CEO Mark Wynne said a catalytic converter break down at Kapuni near the start of the year led to lost profits and capital costs totalling $13 million. The break down meant that the plant was running at around 75 percent of normal production levels for most of the year. Cost recovery options are being explored.

“As you can imagine, a plant of this nature is incredibly complex. The repair required specialised replacement parts, custom-made in Europe, with a lead time of nine months from manufacture to installation. We simply couldn’t fix it any faster.”

Ballance is continuing to explore partnership options for a complete redevelopment of the Kapuni plant – the only one of its kind in New Zealand. A partial plant upgrade has been ruled out, reflected in a $5.5 million write-down for exploratory work.

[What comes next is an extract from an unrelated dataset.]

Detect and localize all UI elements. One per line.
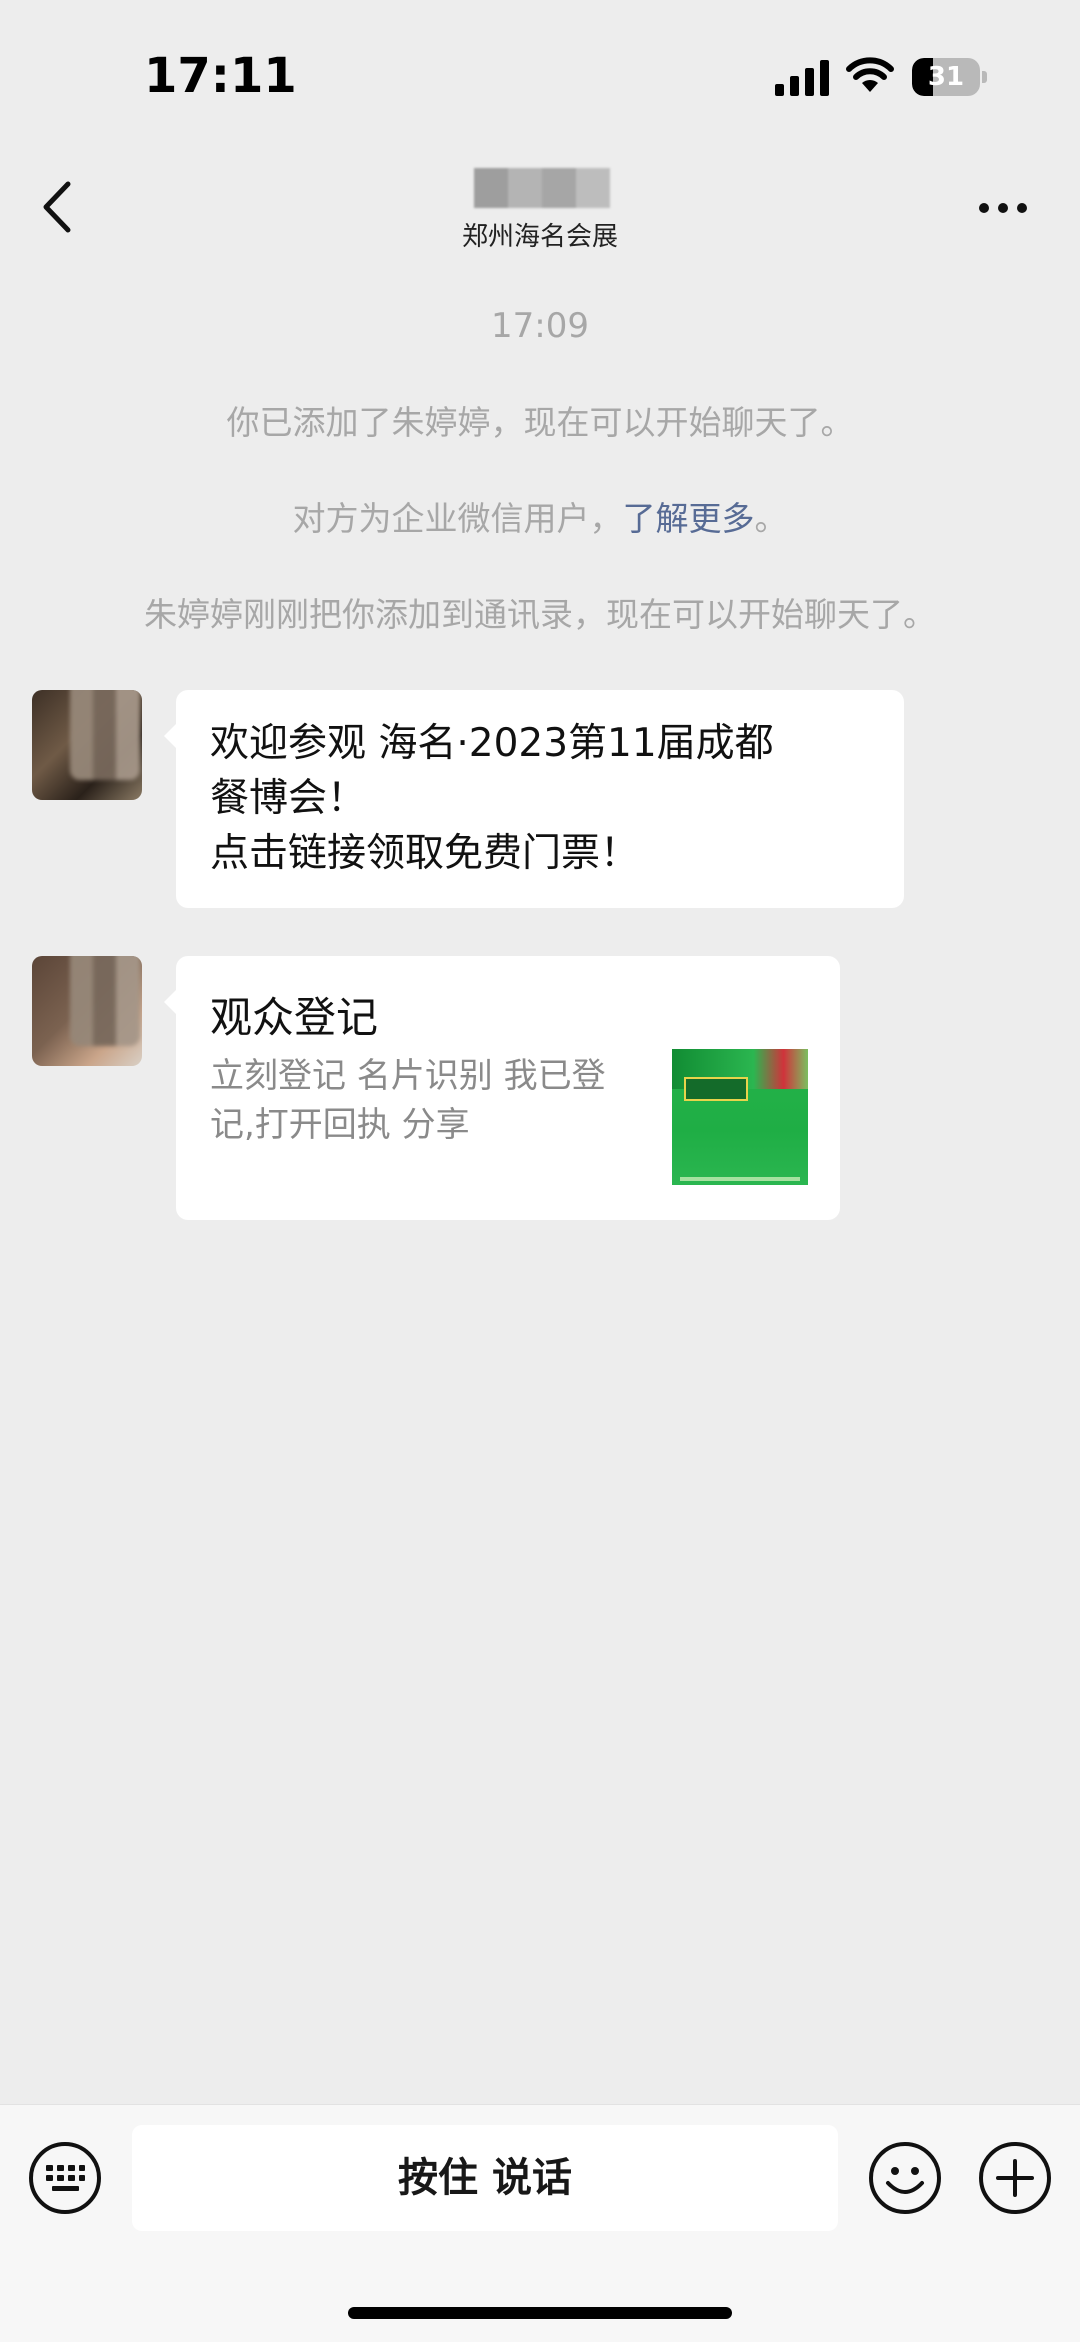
avatar[interactable] xyxy=(32,690,142,800)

“The plant is 30 years old and still ticks along nicely with regular maintenance, but she’s not as efficient as modern models. We’re looking very seriously at how we can continue to provide a sustainable supply which is globally competitive.”

Mr Wynne said the co-operative’s balance sheet remained very strong as a result of continued financial discipline, reflected in an equity ratio of 81 percent compared to last year’s 80.4 percent. Despite a tough year, the co-operative was sound, farming was a long game and a long-term perspective was important in agribusiness.

“Farmers want value beyond the rebate. We are making the best use of our knowledge of farming systems to help unlock farm potential and increase profits on farm in good years and the not-so-good. That includes continuing to build a strong portfolio of products best suited to local farming systems to lift production, and minimising nutrient losses through precision farming tools. This combination of competitive price, expert advice, smart products and precision technology ensures a sustainable co-op which can partner with our shareholders and customers over the long term.”